En las empresas, este riesgo es especialmente relevante. Un agente puede responder más tickets, redactar informes, producir una mayor cantidad de código o sugerir decisiones. Pero si cada resultado requiere validación humana, corrección, trazabilidad y control de calidad, parte de la productividad prometida se desplaza hacia una capa menos visible de trabajo: revisar lo que la máquina hizo, detectar lo que omitió, corregir lo que inventó y asumir la responsabilidad final. La paradoja es simple: los agentes pueden reducir el tiempo de producción, pero aumentar el de validación.
Esto no significa que los agentes de inteligencia artificial deban ser descartados. Al contrario, pueden ser muy útiles en tareas acotadas, repetitivas, auditables y con criterios claros de éxito. El problema aparece cuando se los presenta como trabajadores autónomos capaces de reemplazar procesos completos, sin rediseñar la organización que los recibe. Una empresa no necesita solo agentes más capaces, sino mejores formas de supervisarlos.
La diferencia es importante. No es lo mismo usar IA para sugerir una respuesta que permitirle ejecutar una acción en un sistema interno. No es lo mismo automatizar un borrador que una decisión. No es lo mismo ahorrar tiempo en una tarea aislada que introducir un agente en una cadena de procesos donde un error puede propagarse hacia clientes, proveedores, pacientes, trabajadores o reguladores.
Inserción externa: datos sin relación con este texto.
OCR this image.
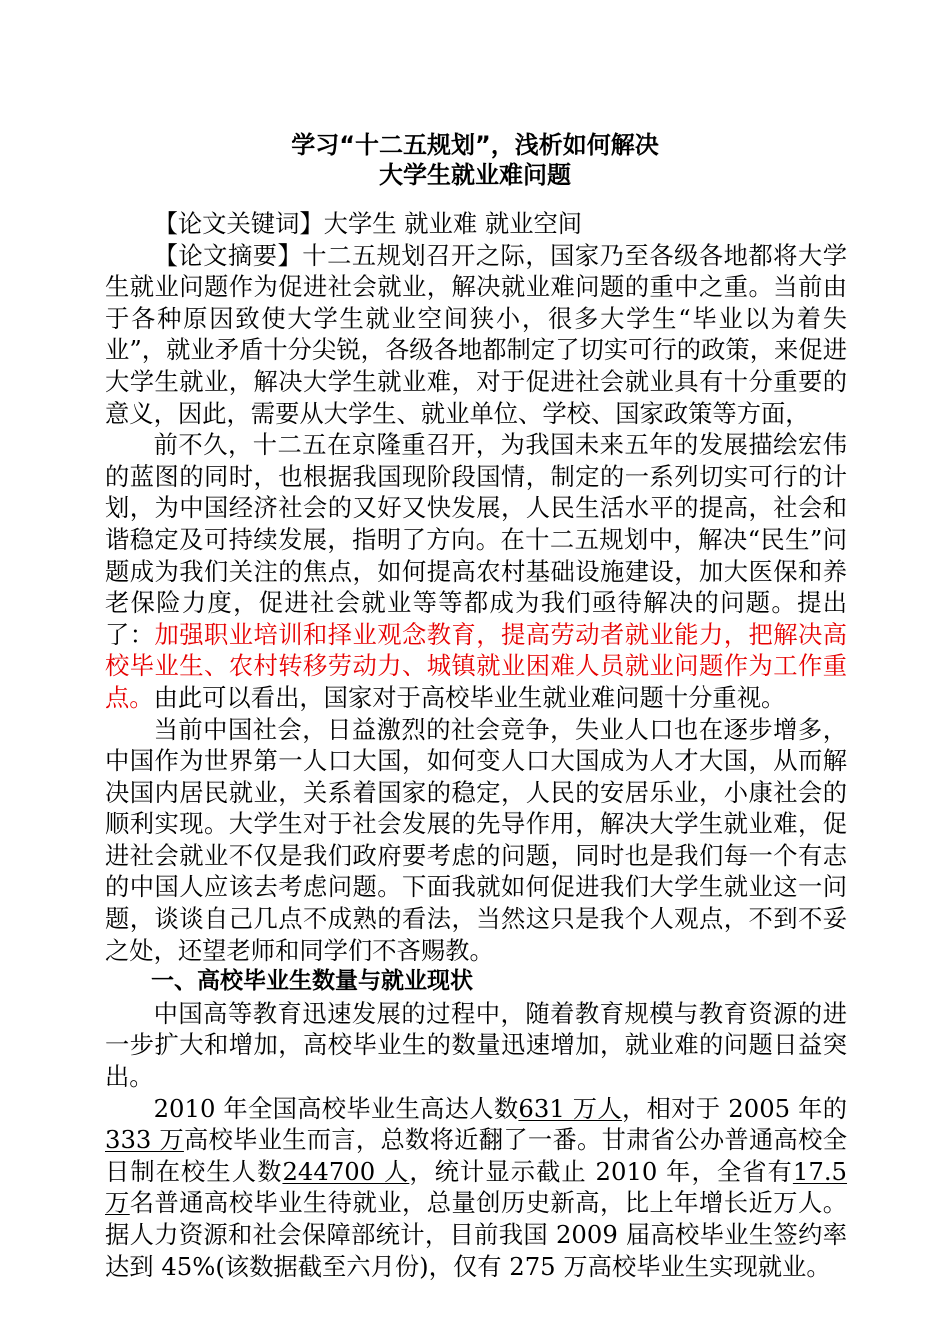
学习“十二五规划”，浅析如何解决
大学生就业难问题

【论文关键词】大学生 就业难 就业空间

【论文摘要】十二五规划召开之际，国家乃至各级各地都将大学生就业问题作为促进社会就业，解决就业难问题的重中之重。当前由于各种原因致使大学生就业空间狭小，很多大学生“毕业以为着失业”，就业矛盾十分尖锐，各级各地都制定了切实可行的政策，来促进大学生就业，解决大学生就业难，对于促进社会就业具有十分重要的意义，因此，需要从大学生、就业单位、学校、国家政策等方面，

前不久，十二五在京隆重召开，为我国未来五年的发展描绘宏伟的蓝图的同时，也根据我国现阶段国情，制定的一系列切实可行的计划，为中国经济社会的又好又快发展，人民生活水平的提高，社会和谐稳定及可持续发展，指明了方向。在十二五规划中，解决“民生”问题成为我们关注的焦点，如何提高农村基础设施建设，加大医保和养老保险力度，促进社会就业等等都成为我们亟待解决的问题。提出了：加强职业培训和择业观念教育，提高劳动者就业能力，把解决高校毕业生、农村转移劳动力、城镇就业困难人员就业问题作为工作重点。由此可以看出，国家对于高校毕业生就业难问题十分重视。

当前中国社会，日益激烈的社会竞争，失业人口也在逐步增多，中国作为世界第一人口大国，如何变人口大国成为人才大国，从而解决国内居民就业，关系着国家的稳定，人民的安居乐业，小康社会的顺利实现。大学生对于社会发展的先导作用，解决大学生就业难，促进社会就业不仅是我们政府要考虑的问题，同时也是我们每一个有志的中国人应该去考虑问题。下面我就如何促进我们大学生就业这一问题，谈谈自己几点不成熟的看法，当然这只是我个人观点，不到不妥之处，还望老师和同学们不吝赐教。

一、高校毕业生数量与就业现状

中国高等教育迅速发展的过程中，随着教育规模与教育资源的进一步扩大和增加，高校毕业生的数量迅速增加，就业难的问题日益突出。

2010 年全国高校毕业生高达人数631 万人，相对于 2005 年的333 万高校毕业生而言，总数将近翻了一番。甘肃省公办普通高校全日制在校生人数244700 人，统计显示截止 2010 年，全省有17.5 万名普通高校毕业生待就业，总量创历史新高，比上年增长近万人。据人力资源和社会保障部统计，目前我国 2009 届高校毕业生签约率达到 45%(该数据截至六月份)，仅有 275 万高校毕业生实现就业。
Por eso, la conversación sobre agentes de inteligencia artificial debería moverse desde el entusiasmo por la velocidad hacia una pregunta más madura: ¿qué parte del trabajo generado por estos sistemas podemos verificar, explicar y asumir como propio? El verdadero límite de los agentes de IA en las empresas no será solo lo que puedan hacer, sino lo que las organizaciones sean capaces de revisar, gobernar y responsabilizarse de usar.